The current workflow in GNOME translations typically consists of

  1. Getting the PO file from the L10n server (for example, GNOME 2.22 Greek) (also possible to use intltool-update within po/)
  2. Translate using KBabel, POEdit, GTranslator, vim, emacs, etc.
  3. svn co the package making sure you have the correct branch. One may limit to the po/ directory.
  4. Put the updated file in po/
  5. Update the ChangeLog (either with emacs, or with that Perl script)
  6. Commit the translation.
  7. (If you committed on a branch, also commit on HEAD)

Tools such as Transifex (used currently in Fedora) take away altogether the use of command line tools, and one works here through a web-based interface. Apparently, Transifex is having a command-line tool in the TODO list.
What I would like to see in GNOME translations, is a tool that one can use to

  1. Grab all or a section of the PO files from GNOME 2.22. Put them in a local folder.
  2. Use the tools of my preference (translation tools, scripts, etc) to update those translations I need to update.
  3. Commit those translation files that changed (using my SVN account), automatically add ChangeLog entries, also commit to HEAD if required.

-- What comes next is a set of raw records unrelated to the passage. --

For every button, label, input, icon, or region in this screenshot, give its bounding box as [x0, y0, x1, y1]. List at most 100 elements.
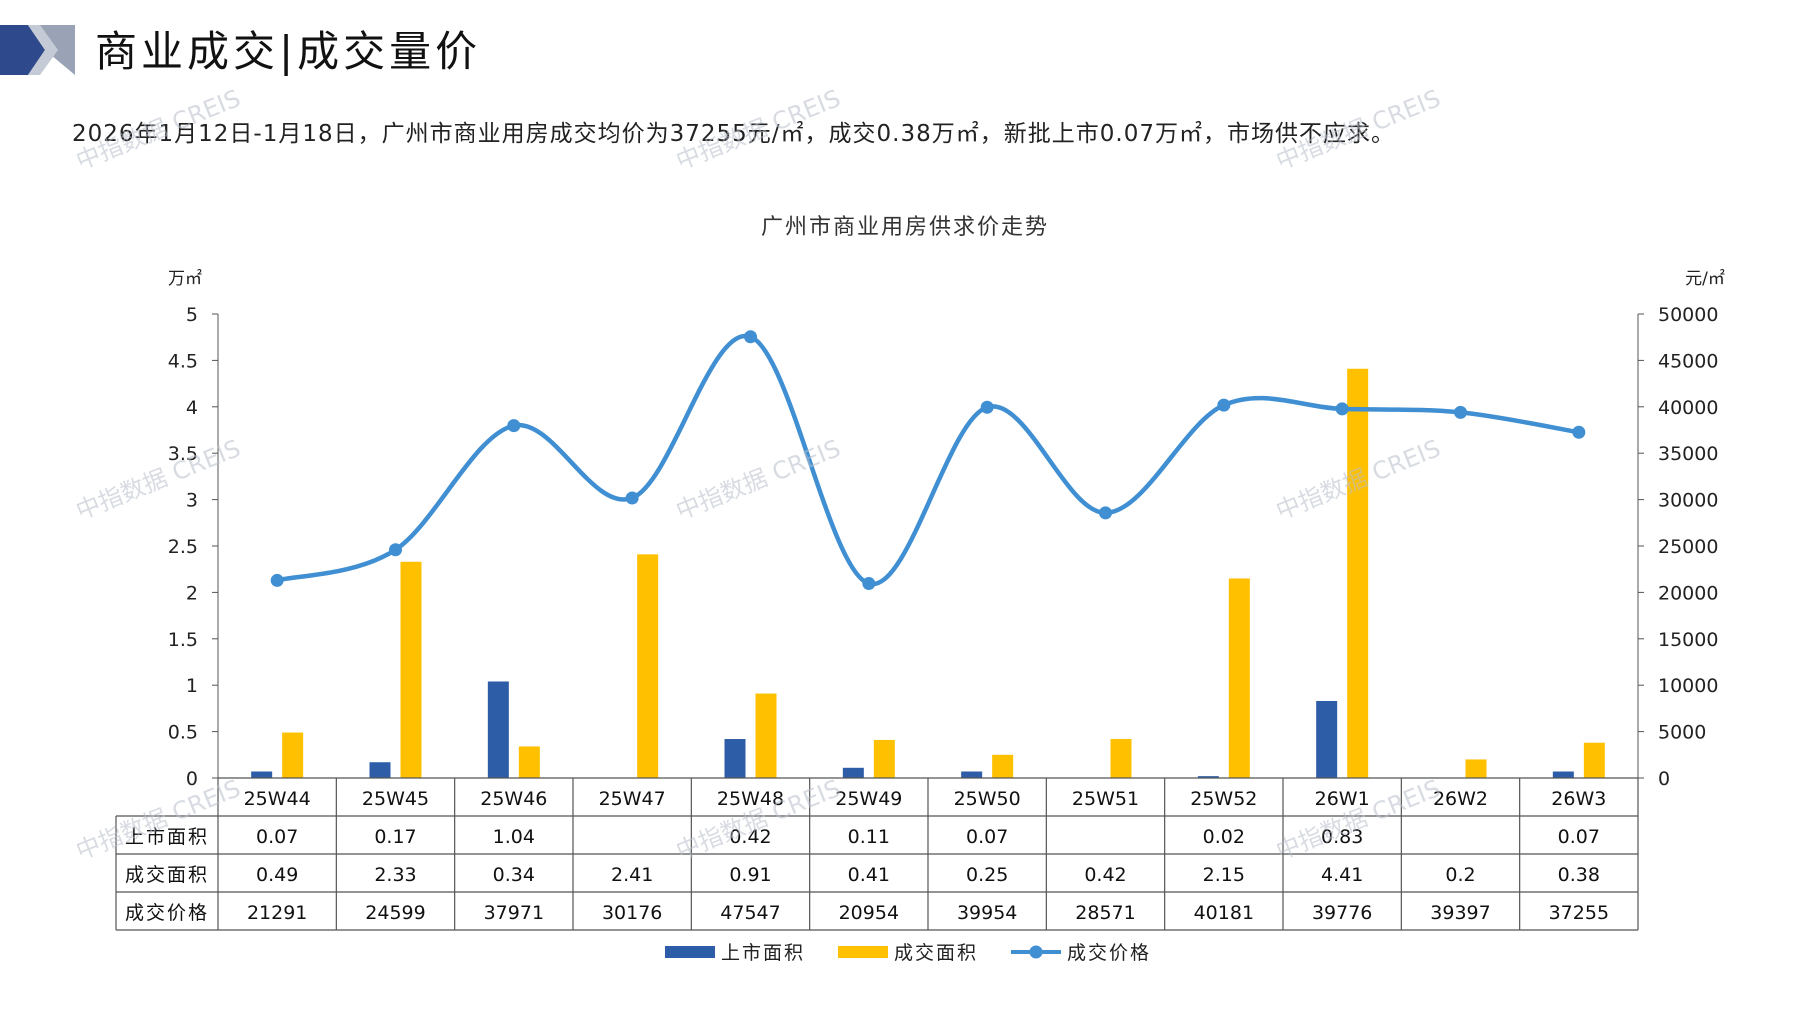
table-cell-value: 39954	[957, 902, 1017, 924]
right-tick-label: 5000	[1658, 722, 1706, 744]
table-cell-value: 21291	[247, 902, 307, 924]
table-cell-value: 37971	[484, 902, 544, 924]
table-cell-value: 0.49	[256, 864, 298, 886]
table-cell-value: 39776	[1312, 902, 1372, 924]
right-tick-label: 45000	[1658, 350, 1718, 372]
price-point	[389, 543, 402, 557]
bar-listed-area	[961, 771, 983, 778]
category-label: 25W48	[717, 788, 784, 810]
right-tick-label: 20000	[1658, 582, 1718, 604]
table-cell-value: 40181	[1194, 902, 1254, 924]
page-title: 商业成交|成交量价	[95, 27, 482, 76]
table-cell-value: 0.25	[966, 864, 1008, 886]
bar-transacted-area	[1465, 759, 1487, 778]
bar-transacted-area	[1583, 742, 1605, 778]
chart-title: 广州市商业用房供求价走势	[761, 215, 1049, 240]
left-tick-label: 2	[186, 582, 198, 604]
category-label: 25W45	[362, 788, 429, 810]
table-cell-value: 28571	[1075, 902, 1135, 924]
table-cell-value: 39397	[1430, 902, 1490, 924]
bar-transacted-area	[400, 561, 422, 778]
right-tick-label: 30000	[1658, 490, 1718, 512]
right-tick-label: 10000	[1658, 675, 1718, 697]
right-axis-unit: 元/㎡	[1685, 269, 1725, 289]
bar-transacted-area	[1347, 368, 1369, 778]
table-cell-value: 0.07	[256, 826, 298, 848]
category-label: 26W2	[1433, 788, 1488, 810]
right-tick-label: 25000	[1658, 536, 1718, 558]
logo-dark-block	[0, 25, 45, 75]
table-cell-value: 0.11	[848, 826, 890, 848]
left-tick-label: 3	[186, 490, 198, 512]
legend-label-transacted: 成交面积	[894, 942, 978, 964]
table-row-header: 上市面积	[125, 826, 209, 848]
category-label: 25W47	[599, 788, 666, 810]
bar-transacted-area	[755, 693, 777, 778]
price-point	[980, 400, 994, 414]
price-point	[862, 577, 876, 591]
left-tick-label: 0.5	[168, 722, 198, 744]
legend-swatch-listed	[665, 946, 715, 958]
header-logo	[0, 25, 75, 75]
table-cell-value: 2.33	[374, 864, 416, 886]
category-label: 25W44	[244, 788, 311, 810]
price-line	[276, 333, 1580, 586]
left-tick-label: 0	[186, 768, 198, 790]
table-cell-value: 0.42	[1084, 864, 1126, 886]
table-cell-value: 2.41	[611, 864, 653, 886]
right-tick-label: 35000	[1658, 443, 1718, 465]
category-label: 25W49	[835, 788, 902, 810]
summary-text: 2026年1月12日-1月18日，广州市商业用房成交均价为37255元/㎡，成交…	[72, 121, 1395, 147]
price-point	[744, 330, 757, 344]
bar-listed-area	[1197, 776, 1219, 778]
table-cell-value: 2.15	[1203, 864, 1245, 886]
price-point	[1217, 398, 1231, 412]
bar-transacted-area	[1228, 578, 1250, 778]
table-cell-value: 0.07	[966, 826, 1008, 848]
table-cell-value: 0.34	[493, 864, 535, 886]
right-tick-label: 50000	[1658, 304, 1718, 326]
left-tick-label: 3.5	[168, 443, 198, 465]
bar-transacted-area	[992, 754, 1014, 778]
category-label: 25W52	[1190, 788, 1257, 810]
bar-listed-area	[487, 681, 509, 778]
table-cell-value: 47547	[720, 902, 780, 924]
bar-listed-area	[1552, 771, 1574, 778]
table-cell-value: 0.02	[1203, 826, 1245, 848]
right-tick-label: 40000	[1658, 397, 1718, 419]
left-tick-label: 5	[186, 304, 198, 326]
table-cell-value: 0.2	[1445, 864, 1475, 886]
left-tick-label: 1.5	[168, 629, 198, 651]
table-cell-value: 30176	[602, 902, 662, 924]
price-point	[1099, 506, 1112, 520]
table-row-header: 成交面积	[125, 864, 209, 886]
table-cell-value: 0.38	[1558, 864, 1600, 886]
bar-listed-area	[842, 767, 864, 778]
table-cell-value: 4.41	[1321, 864, 1363, 886]
table-cell-value: 20954	[839, 902, 899, 924]
bar-listed-area	[1316, 700, 1338, 778]
table-cell-value: 0.91	[729, 864, 771, 886]
left-tick-label: 1	[186, 675, 198, 697]
category-label: 25W51	[1072, 788, 1139, 810]
right-tick-label: 15000	[1658, 629, 1718, 651]
left-tick-label: 2.5	[168, 536, 198, 558]
price-point	[625, 491, 639, 505]
table-cell-value: 0.83	[1321, 826, 1363, 848]
table-cell-value: 0.17	[374, 826, 416, 848]
legend-label-price: 成交价格	[1067, 942, 1151, 964]
table-cell-value: 37255	[1549, 902, 1609, 924]
price-point	[1454, 405, 1467, 419]
bar-listed-area	[724, 739, 746, 778]
bar-listed-area	[369, 762, 391, 778]
bar-transacted-area	[637, 554, 659, 778]
table-cell-value: 0.42	[729, 826, 771, 848]
legend-label-listed: 上市面积	[721, 942, 805, 964]
category-label: 25W50	[954, 788, 1021, 810]
bar-transacted-area	[518, 746, 540, 778]
bar-transacted-area	[873, 739, 895, 778]
logo-mid-block	[28, 25, 58, 75]
legend-marker-price	[1029, 945, 1043, 959]
table-cell-value: 0.41	[848, 864, 890, 886]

I would prefer to have a command-line tool for this, for now, though it would be great if GUI tools would get the same functionality at some point. For a command line tool, the workflow would look like

The workflow would be something like

$ ssh-add
Enter passphrase for /home/simos/.ssh/id_rsa: 
Identity added: /home/simos/.ssh/id_dsa (/home/simos/.ssh/id_dsa)
$ tsfx --project=gnome-2.22 --language=el --collection=gnome-desktop --user=simos --action=checkout
Reading from http://svn.gnome.org/svn/damned-lies/trunk/releases.xml.in... done.
Getting alacarte (HEAD)... done.
Getting bug-buddy (branch: xyz)... done.
...
Completed in 4:11s.
$ _

Now we translate any of the files we downloaded, and we push back upstream (of course, only those files that were changed).

$ tsfx --action=commit
Found local repository, Project: gnome-2.22, Language: el, Collection: gnome-desktop, User: simos
 Reading local files...
Found 6 changed files.
Uploading alacarte (HEAD)... done.
Uploading bug-buddy (branch:xyz, HEAD)... done.
...
Completed uploading translation files to gnome-2.22, language el.
$ _

4 Responses to “Designing a command-line translation tool for GNOME”

  1. nikosx Says:

    A command line tool as you describe above it will be great thing for svn users. Time used managing translations will be significatly reduced. It will also help applying global changes/fixes to all translations on the fly!

  2. Anonymous Says:

    Rather than using ssh-add explicitly, use libpam-ssh.


  3. This won’t fulfill your (our) wishes, but is very interesting and on-topic:

    http://danilo.segan.org/blog/prevod/po-merging-and-diffs

    Just a reminder, since I never can find this article when I’m looking for it!


  4. Simos, thanks for the clear insight to an experienced translator’s workflow. 🙂

    The CLI you mentioned is very elegant, a challenging target to reach. There is already a working CLI prototype for Transifex — I think soon we’ll have all the website’s functionality duplicated and have the client packaged in Fedora.